И вот, жажда обладания материей обнаруживалась в Гите в тот миг, когда, всецело обратившись во внимание, она шествовала между рядами торговцев и торговок, стариков и старух, и всяких маргинальных личностей, среди вещей и предметов. Одни предметы были получше и повиднее. Другие - поплоше и попроще. Третьи - ни то ни сё. А были и такие, хуже которых не придумаешь. Рваные тренировочные штаны, например. Дерюжка, съеденная молью. Шузы, внутри которых какие-то предприимчивые твари свили себе гнездо. Слева от Гиты возвышались хромовые сапоги, а справа - грядка стоптанной детской обуви. Слева - ёлочные игрушки, справа - чугунный утюг, годный дверь подпирать или капусту солить. Слева - дамские чулки, справа - школьная форма предпоследнего образца. Приметы чьего-то детства, свидетели чьей-то юности, молчаливые спутники уюта, развеянного зимними ветрами бесприютности - все они сиротливо жались друг к другу на расстеленных прямо на земле газетках, тряпицах и клеенках. Однако совсем иное обнаруживалось для зоркого глаза, вооруженного вниманием, и пытливого ума, вооруженного фантазией: со всех сторон на тебя глазела неухоженная, не припудренная физиономия самого времени, любование коей большинстве людей отталкивало - и они стороной обходили площадь, по выходным заполненную пульсирующим, вспыхивающим, кипящим экзистенциальным тестом, чувствуя близость небытия, которое будто бы тоже прохаживалось неподалеку, ошивалось, терлось среди покупателей и продавцов, притянутое магнетизмом старых предметов. Гита же бесстрашно шествовала вдоль кромки бесконечного моря, чьи волны выбрасывали к ее ногам, обутым в стоптанные мокасины из рыжей кожи, то основательно потертые морем доспехи древних воинов, то засаленную от долгого употребления упряжь боевых коней, то спицы боевых колесниц или погнутые стихией сабли и стремена - все, что осталось от египетской армии, размытой волнами Красного моря.

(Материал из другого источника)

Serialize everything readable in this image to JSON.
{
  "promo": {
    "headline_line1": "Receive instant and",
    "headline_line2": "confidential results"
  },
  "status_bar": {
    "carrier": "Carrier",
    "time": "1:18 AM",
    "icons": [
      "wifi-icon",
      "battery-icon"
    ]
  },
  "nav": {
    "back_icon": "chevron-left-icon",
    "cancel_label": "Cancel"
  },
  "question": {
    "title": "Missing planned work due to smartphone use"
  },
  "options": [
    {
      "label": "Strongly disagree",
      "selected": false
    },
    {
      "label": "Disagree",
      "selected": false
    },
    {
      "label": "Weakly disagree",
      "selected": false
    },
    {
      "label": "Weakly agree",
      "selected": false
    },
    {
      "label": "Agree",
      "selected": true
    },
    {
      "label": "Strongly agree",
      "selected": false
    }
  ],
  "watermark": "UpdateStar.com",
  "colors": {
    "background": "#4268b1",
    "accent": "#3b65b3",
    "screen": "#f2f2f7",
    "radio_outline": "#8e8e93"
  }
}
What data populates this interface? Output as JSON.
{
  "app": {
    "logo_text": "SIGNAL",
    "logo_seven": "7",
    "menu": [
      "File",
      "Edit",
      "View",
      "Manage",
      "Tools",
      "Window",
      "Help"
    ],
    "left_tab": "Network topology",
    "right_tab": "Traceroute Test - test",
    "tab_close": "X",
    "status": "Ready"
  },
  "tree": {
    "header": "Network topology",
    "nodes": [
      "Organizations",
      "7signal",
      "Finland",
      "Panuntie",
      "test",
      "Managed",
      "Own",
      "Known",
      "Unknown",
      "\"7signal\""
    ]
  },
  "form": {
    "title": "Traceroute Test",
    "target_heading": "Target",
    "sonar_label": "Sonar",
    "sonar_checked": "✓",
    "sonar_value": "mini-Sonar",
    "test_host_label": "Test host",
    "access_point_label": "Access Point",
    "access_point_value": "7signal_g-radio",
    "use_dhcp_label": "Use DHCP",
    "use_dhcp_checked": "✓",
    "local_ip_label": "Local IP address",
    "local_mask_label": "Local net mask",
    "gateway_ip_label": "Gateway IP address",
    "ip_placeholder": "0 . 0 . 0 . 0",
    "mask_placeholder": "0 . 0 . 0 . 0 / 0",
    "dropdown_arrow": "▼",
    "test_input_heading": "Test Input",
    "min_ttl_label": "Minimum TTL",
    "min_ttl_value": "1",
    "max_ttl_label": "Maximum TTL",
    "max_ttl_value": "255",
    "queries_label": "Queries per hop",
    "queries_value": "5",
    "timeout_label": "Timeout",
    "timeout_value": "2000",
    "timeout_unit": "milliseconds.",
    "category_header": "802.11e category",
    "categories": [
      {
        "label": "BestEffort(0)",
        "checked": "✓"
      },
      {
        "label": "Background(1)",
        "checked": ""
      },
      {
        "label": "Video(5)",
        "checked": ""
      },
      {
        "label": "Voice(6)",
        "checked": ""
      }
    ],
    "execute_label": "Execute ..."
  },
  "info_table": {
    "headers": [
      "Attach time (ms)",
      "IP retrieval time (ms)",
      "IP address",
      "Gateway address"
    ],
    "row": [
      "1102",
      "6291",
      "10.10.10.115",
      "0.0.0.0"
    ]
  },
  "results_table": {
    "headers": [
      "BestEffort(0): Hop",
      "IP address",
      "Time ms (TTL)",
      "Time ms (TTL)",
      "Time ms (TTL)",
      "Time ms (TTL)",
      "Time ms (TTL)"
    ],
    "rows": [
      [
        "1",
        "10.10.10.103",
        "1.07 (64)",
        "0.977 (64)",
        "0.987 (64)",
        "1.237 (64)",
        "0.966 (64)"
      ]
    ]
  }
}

Время ластилось к Гите. Само шло в руки. Но что-то тревожное тихо выглядывало то из часов с кукушкой, разъеденных с одного бока пятном неизвестного и пугающего происхождения. То из треснувшей чашки. То с иконы, глядящей строго и таящей нечто неназваное в своей глубине, которую у иконописцев почему-то не принято прописывать, ограничиваясь ликом святого, и не принято также угадывать и разглядывать, поскольку культового значения эта темная глубина вроде бы не имеет. Гита, разгуливая по Уделке, растворялась в нехолодной и беспечальной водице прошлого. С восторгом поднимала со дна то раковину, то глиняный черепок. То весело, до невинной белизны отмытую морем косточку - чью, интересно? Да разве это важно, чью. Кто станет интересоваться участью поколений, безвестными судьбами, небрежно разбитыми сердцами (как вазочка, скинутая с рояля торопливым рукавом). Но кто, с другой стороны, интересуется неисповедимыми путями других вещей? Крупного, чистой родниковой воды бриллианта? Или жемчуга, оправленного в белое золото - стоимость этого ювелирного изделия настолько велика, что даже, можно сказать, отсутствует вовсе, выраженная переменчивой валютой человеческих эмоций.


(...- У меня в груди живет паразит, - прошептал Гений вечером накануне, когда они с Гитой уже улеглись на свое узкое ложе, вытянутое вдоль окна-маяка, но еще не успели уснуть и терпеливо согревались, прижавшись друг к другу.

Гита приподняла с его физиономии волосы и заглянула в глаза: из-за темноты серые зрачки казались большими-пребольшими, темными-претемными.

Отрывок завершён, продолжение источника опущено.